As always with Tom's work, the presentation was perfect. The styling was dead on, the rose petal runway was so beautiful, the music was fitting. But more than that the clothes were special even out of the context of the show. Each piece was significant.

It seems like during every fashion week someone winds up posting a reminder of the good old days at Gucci and it winds up making the current collection seem even more depressing.

My mother actually has that pale lilac/platinum off the shoulder dress Mariacarla has on, only it's in black. The construction of it is so beautiful.

Agree 100%

This show was special. It was probably one of the best, most moving, most beautiful shows I've ever seen.

As Ford said, "I wanted to make people cry for beauty".
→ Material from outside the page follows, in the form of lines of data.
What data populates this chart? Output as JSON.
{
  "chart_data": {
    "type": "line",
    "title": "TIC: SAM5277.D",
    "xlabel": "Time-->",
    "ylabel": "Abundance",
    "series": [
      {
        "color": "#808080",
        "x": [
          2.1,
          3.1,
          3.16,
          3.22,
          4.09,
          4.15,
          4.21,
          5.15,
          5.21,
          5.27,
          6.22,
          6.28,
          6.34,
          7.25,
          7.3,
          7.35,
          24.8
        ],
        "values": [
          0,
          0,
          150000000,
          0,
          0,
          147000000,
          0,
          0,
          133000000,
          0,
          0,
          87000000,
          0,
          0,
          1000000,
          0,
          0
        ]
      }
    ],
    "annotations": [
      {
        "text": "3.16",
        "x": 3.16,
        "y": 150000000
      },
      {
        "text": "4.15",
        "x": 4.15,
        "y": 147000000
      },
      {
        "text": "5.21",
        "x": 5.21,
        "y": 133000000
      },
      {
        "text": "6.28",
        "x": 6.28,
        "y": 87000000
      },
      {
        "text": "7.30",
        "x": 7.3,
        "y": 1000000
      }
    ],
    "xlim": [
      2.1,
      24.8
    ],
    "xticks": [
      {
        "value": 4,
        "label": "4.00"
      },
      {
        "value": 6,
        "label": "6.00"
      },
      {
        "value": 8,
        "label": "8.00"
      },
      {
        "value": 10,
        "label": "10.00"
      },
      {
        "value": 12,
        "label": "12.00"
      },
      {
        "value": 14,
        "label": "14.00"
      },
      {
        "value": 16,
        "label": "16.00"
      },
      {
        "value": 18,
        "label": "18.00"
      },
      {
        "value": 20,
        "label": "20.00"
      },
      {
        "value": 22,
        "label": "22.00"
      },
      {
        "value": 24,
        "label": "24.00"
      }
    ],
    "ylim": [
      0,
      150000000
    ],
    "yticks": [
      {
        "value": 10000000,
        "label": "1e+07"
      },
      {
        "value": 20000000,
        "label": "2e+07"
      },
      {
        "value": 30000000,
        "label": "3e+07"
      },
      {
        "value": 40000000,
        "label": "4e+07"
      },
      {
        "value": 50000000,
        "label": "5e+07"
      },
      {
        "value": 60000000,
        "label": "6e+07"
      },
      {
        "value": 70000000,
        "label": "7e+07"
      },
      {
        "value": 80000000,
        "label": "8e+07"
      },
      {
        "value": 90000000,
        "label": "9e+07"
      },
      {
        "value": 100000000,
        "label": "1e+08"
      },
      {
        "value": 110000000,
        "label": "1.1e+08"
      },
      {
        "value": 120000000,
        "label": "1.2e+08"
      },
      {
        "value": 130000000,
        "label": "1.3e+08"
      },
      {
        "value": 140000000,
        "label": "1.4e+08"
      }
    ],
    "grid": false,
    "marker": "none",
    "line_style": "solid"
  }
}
And lots of people did. It was BEYOND fashion.
 
Review from style.com

MILAN, March 1, 2003

By Sarah Mower

This season every major designer is talking about creating a "beauty" strong enough to defy our anxious times. Backstage that was the word Tom Ford used to characterize his Fall collection for Gucci—a collection in which beauty was personified as a power vixen extravagantly armored to face down a troubled world.

She made her first entrance in a white coat with a huge collar, ballooning pushed-up sleeves and a full skirt, her midsection lashed into a buckled, corseted belt. With wicked black, spiky over-the-knee boots and long leather gloves, she struck the high-glam silhouette that dominated the show through a sequence of coats, jackets and slinky skirts seamed to cling to every dangerous curve.

The Gucci mini of last season was dropped—literally. Now the length is back down to the knee, with the emphasis on dramatic upstanding collars and voluminous sleeves, often exaggerated in fur and contrasted with the erotic suggestiveness of lingerie beneath. The skirts and dresses—paneled, ruched and pieced together with strips of ribbon—called up comparisons with corsetry. For evening, there were gowns constructed with cutout zones of sparkling mesh and frilled bra tops; others snaked to the floor, held in place with complex asymmetric straps crossing the torso and shoulders.

If Ford is treading the territory mapped out by Thierry Mugler and Azzedine Alaïa in the ’80s, it’s no surprise. Much of fashion is heading in that direction anyway, and Ford, after all, bases Gucci’s entire brand proposition on finding new ways of upping the ante on sex season after season.